We consider Open-set Single-image Test-Time Adaptation (OSTTA): at each time step \(t\), a single test sample \(x_t\) arrives from a stream \(\mathcal{D}_t = \mathcal{D}_d \cup \mathcal{D}_u\) comprising:
- Desired class samples \(\mathcal{D}_d\): from one of the \(|\mathcal{C}_d|\) known classes, potentially under domain shift.
- Undesired class samples \(\mathcal{D}_u\): from unknown classes \(\mathcal{C}_u\), with \(\mathcal{C}_d \cap \mathcal{C}_u = \emptyset\) (semantic shift).

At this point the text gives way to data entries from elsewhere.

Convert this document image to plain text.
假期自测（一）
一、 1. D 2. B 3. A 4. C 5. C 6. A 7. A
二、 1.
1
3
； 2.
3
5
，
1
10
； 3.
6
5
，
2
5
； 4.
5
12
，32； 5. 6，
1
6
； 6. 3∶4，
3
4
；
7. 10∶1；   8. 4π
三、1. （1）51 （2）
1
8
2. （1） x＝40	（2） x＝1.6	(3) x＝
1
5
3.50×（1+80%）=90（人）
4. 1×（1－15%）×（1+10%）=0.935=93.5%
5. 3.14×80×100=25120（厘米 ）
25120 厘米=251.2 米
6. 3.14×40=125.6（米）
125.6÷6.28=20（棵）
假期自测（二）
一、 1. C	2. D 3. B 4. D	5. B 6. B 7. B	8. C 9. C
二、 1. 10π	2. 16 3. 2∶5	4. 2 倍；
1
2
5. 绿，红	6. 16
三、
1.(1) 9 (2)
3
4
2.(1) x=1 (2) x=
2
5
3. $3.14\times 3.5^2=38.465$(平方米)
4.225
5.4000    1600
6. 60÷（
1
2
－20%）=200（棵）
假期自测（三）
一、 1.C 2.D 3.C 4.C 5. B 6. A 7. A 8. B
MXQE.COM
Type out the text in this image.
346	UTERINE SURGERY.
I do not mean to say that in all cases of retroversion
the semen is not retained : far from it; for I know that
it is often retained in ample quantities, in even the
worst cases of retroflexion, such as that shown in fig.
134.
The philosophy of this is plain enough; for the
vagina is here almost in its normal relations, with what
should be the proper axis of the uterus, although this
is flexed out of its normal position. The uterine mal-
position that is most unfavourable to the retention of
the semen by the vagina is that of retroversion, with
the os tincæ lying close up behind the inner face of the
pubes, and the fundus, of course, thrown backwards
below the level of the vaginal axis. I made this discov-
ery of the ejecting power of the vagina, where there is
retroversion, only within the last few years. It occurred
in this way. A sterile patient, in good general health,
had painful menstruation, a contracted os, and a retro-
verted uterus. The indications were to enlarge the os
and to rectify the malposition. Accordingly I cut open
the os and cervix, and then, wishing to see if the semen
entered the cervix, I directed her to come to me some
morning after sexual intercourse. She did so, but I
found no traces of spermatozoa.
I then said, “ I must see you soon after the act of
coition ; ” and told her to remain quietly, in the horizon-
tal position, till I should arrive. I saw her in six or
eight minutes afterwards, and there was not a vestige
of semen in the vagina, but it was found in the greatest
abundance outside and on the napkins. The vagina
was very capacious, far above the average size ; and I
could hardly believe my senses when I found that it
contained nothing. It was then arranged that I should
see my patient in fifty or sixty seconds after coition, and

The goal is to perform \(|\mathcal{C}_d| + 1\) way classification at each step: identify whether \(x_t\) is a desired class sample, and if so, classify it correctly; otherwise predict "I don't know." Unlike prior TTA work, there is no batch, no source data, and no ground-truth labels — the model must adapt on a single image at a time under a continuously shifting mix of domain and semantic shift.
We evaluate under four OSTTA scenarios:
- Single domain: desired samples from one unseen domain + undesired samples.
- Continuously changing domains: desired domain shifts over time.
- Frequently changing domains: very few samples per domain.
- Varying sample ratio: different proportions of desired vs. undesired samples.